Tragedia podczas polowania w pow. lubartowskim
Przypomnijmy. Z ustaleń służb wynika, że do tragedii w Młyniskach doszło 16 sierpnia około godz. 22-23. W polowaniu brało udział trzech myśliwych; a na miejscu obecny był również małoletni syn 40-latka. Myśliwi rozstawili się na polu znajdującym się niedaleko posesji zamieszkiwanej przez rodzinę pokrzywdzonego. Jak ustalono, 60-latek usłyszał przejeżdżający drogą samochód, dlatego wyszedł z domu i stanął przed furtką. Wtedy jeden z myśliwych, myśląc, że ma do czynienia z dzikiem, oddał strzał, który trafił mężczyznę w klatkę piersiową. Po zorientowaniu się, że doszło do pomyłki, myśliwy zadzwonił po służby ratunkowe. Niestety, postrzelony mężczyzna zmarł. Na miejscu przeprowadzone zostały oględziny, zabezpieczono broń i odzież należącą do uczestników, a także dokumentację, która pomoże ustalić, czy myśliwi posiadali odpowiednie zezwolenia.

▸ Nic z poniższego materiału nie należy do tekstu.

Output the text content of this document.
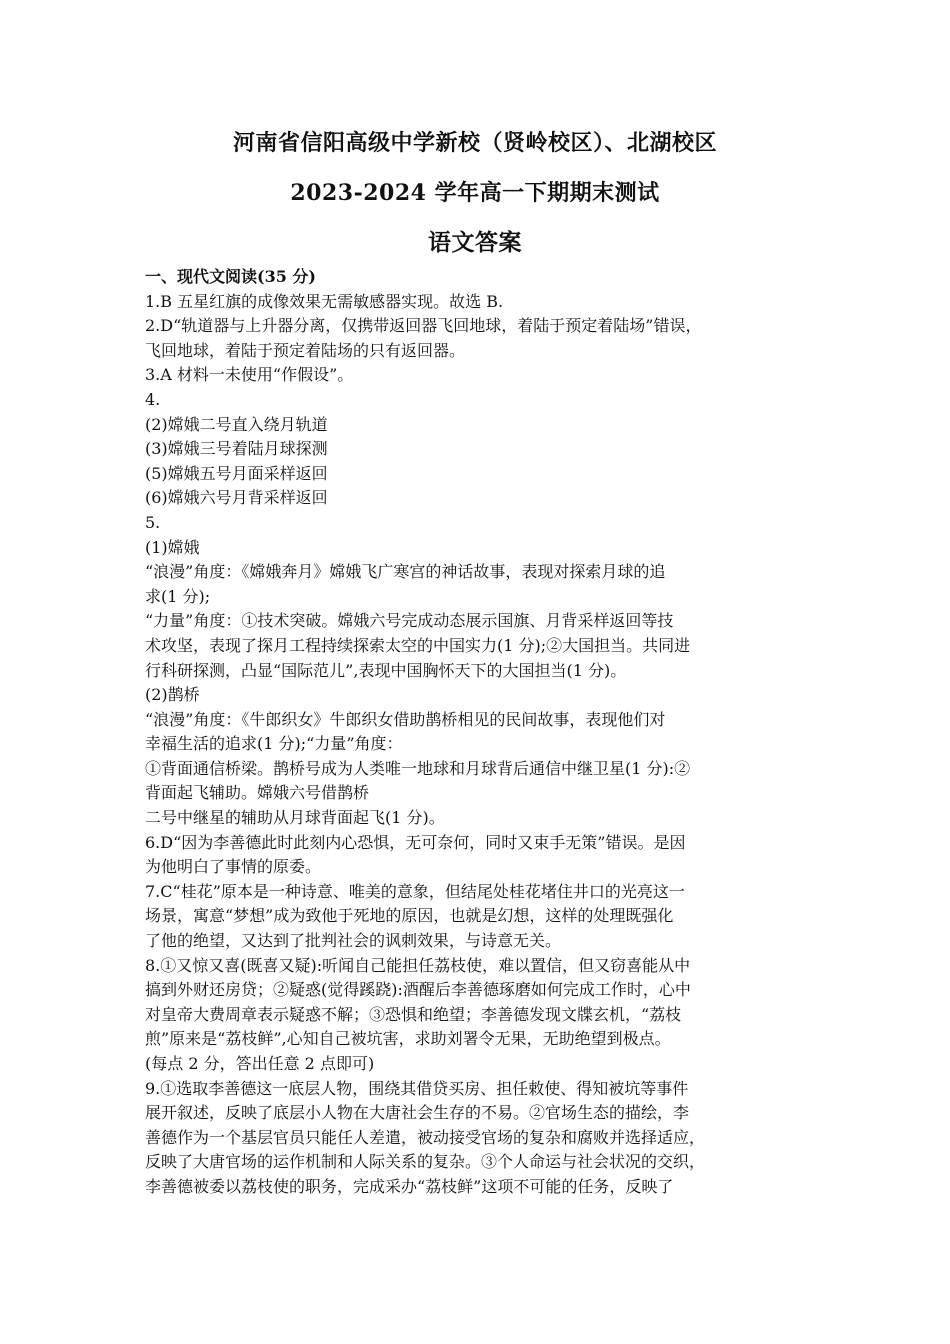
河南省信阳高级中学新校（贤岭校区）、北湖校区
2023-2024 学年高一下期期末测试
语文答案
一、现代文阅读(35 分)
1.B 五星红旗的成像效果无需敏感器实现。故选 B.
2.D“轨道器与上升器分离，仅携带返回器飞回地球，着陆于预定着陆场”错误，
飞回地球，着陆于预定着陆场的只有返回器。
3.A 材料一未使用“作假设”。
4.
(2)嫦娥二号直入绕月轨道
(3)嫦娥三号着陆月球探测
(5)嫦娥五号月面采样返回
(6)嫦娥六号月背采样返回
5.
(1)嫦娥
“浪漫”角度：《嫦娥奔月》嫦娥飞广寒宫的神话故事，表现对探索月球的追
求(1 分);
“力量”角度：①技术突破。嫦娥六号完成动态展示国旗、月背采样返回等技
术攻坚，表现了探月工程持续探索太空的中国实力(1 分);②大国担当。共同进
行科研探测，凸显“国际范儿”,表现中国胸怀天下的大国担当(1 分)。
(2)鹊桥
“浪漫”角度：《牛郎织女》牛郎织女借助鹊桥相见的民间故事，表现他们对
幸福生活的追求(1 分);“力量”角度：
①背面通信桥梁。鹊桥号成为人类唯一地球和月球背后通信中继卫星(1 分):②
背面起飞辅助。嫦娥六号借鹊桥
二号中继星的辅助从月球背面起飞(1 分)。
6.D“因为李善德此时此刻内心恐惧，无可奈何，同时又束手无策”错误。是因
为他明白了事情的原委。
7.C“桂花”原本是一种诗意、唯美的意象，但结尾处桂花堵住井口的光亮这一
场景，寓意“梦想”成为致他于死地的原因，也就是幻想，这样的处理既强化
了他的绝望，又达到了批判社会的讽刺效果，与诗意无关。
8.①又惊又喜(既喜又疑):听闻自己能担任荔枝使，难以置信，但又窃喜能从中
搞到外财还房贷；②疑惑(觉得蹊跷):酒醒后李善德琢磨如何完成工作时，心中
对皇帝大费周章表示疑惑不解；③恐惧和绝望；李善德发现文牒玄机，“荔枝
煎”原来是“荔枝鲜”,心知自己被坑害，求助刘署令无果，无助绝望到极点。
(每点 2 分，答出任意 2 点即可)
9.①选取李善德这一底层人物，围绕其借贷买房、担任敕使、得知被坑等事件
展开叙述，反映了底层小人物在大唐社会生存的不易。②官场生态的描绘，李
善德作为一个基层官员只能任人差遣，被动接受官场的复杂和腐败并选择适应，
反映了大唐官场的运作机制和人际关系的复杂。③个人命运与社会状况的交织，
李善德被委以荔枝使的职务，完成采办“荔枝鲜”这项不可能的任务，反映了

Do tragicznego zdarzenia odniósł się w komunikacie również Polski Związek Łowiecki, który zadeklarował pomoc w wyjaśnieniu okoliczności sprawy.

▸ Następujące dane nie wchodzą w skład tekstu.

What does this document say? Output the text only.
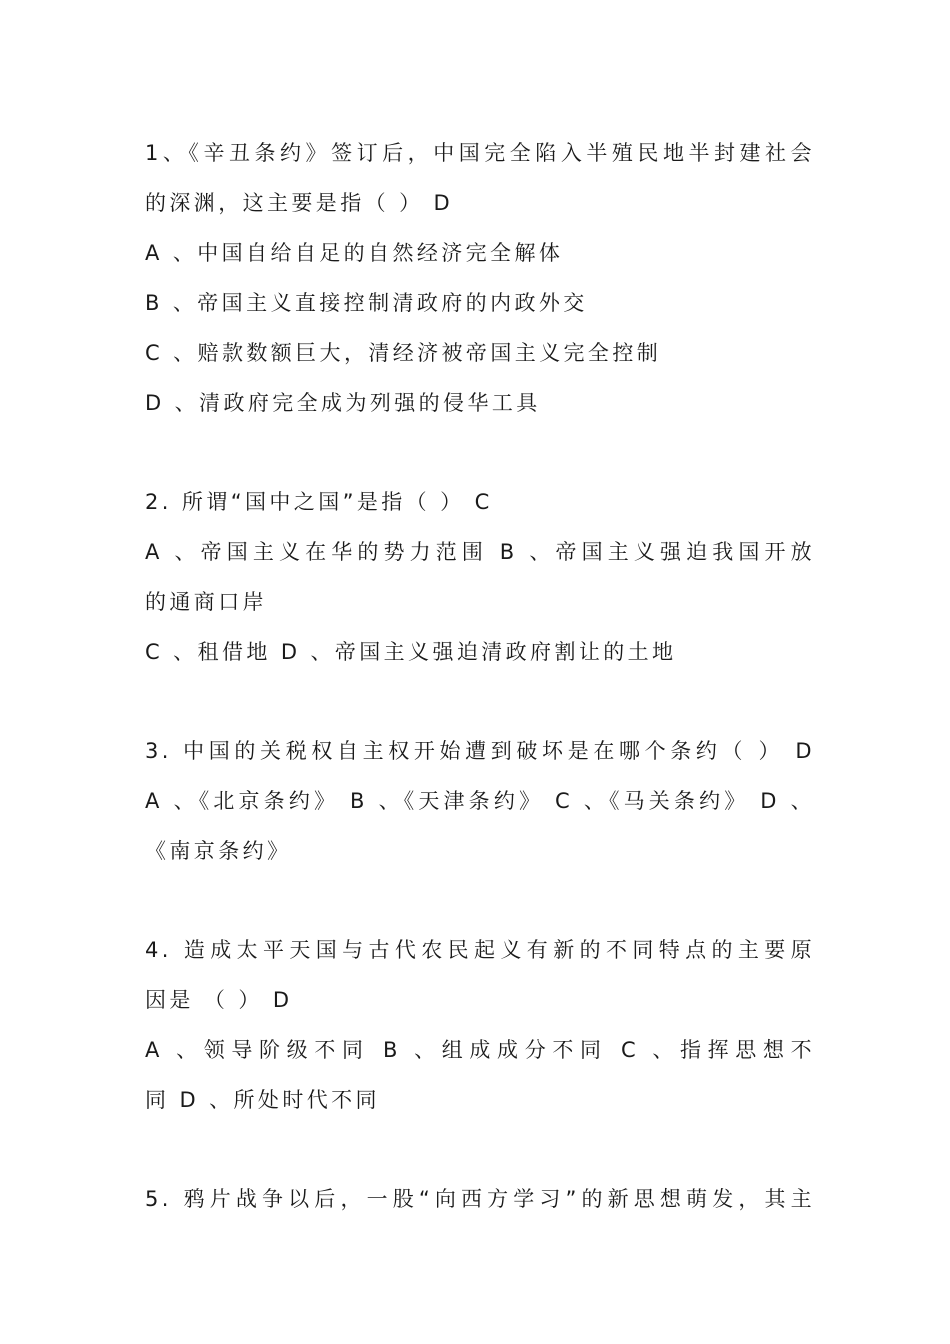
1、《辛丑条约》签订后，中国完全陷入半殖民地半封建社会
的深渊，这主要是指（ ） D
A 、中国自给自足的自然经济完全解体
B 、帝国主义直接控制清政府的内政外交
C 、赔款数额巨大，清经济被帝国主义完全控制
D 、清政府完全成为列强的侵华工具
2. 所谓“国中之国”是指（ ） C
A 、帝国主义在华的势力范围 B 、帝国主义强迫我国开放
的通商口岸
C 、租借地 D 、帝国主义强迫清政府割让的土地
3. 中国的关税权自主权开始遭到破坏是在哪个条约（ ） D
A 、《北京条约》 B 、《天津条约》 C 、《马关条约》 D 、
《南京条约》
4. 造成太平天国与古代农民起义有新的不同特点的主要原
因是 （ ） D
A 、领导阶级不同 B 、组成成分不同 C 、指挥思想不
同 D 、所处时代不同
5. 鸦片战争以后，一股“向西方学习”的新思想萌发，其主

„Ponadto Polski Związek Łowiecki wyraża swoją zdecydowaną dezaprobatę wobec zachowań, które naruszają obowiązujące zasady bezpieczeństwa przy posługiwaniu się bronią” – podkreślono w dalszej części oświadczenia.
20 sierpnia poinformowano dodatkowo, że w sprawie tragicznego wypadku Okręgowy Rzecznik Dyscyplinarny w Lublinie wszczął dochodzenie dyscyplinarne.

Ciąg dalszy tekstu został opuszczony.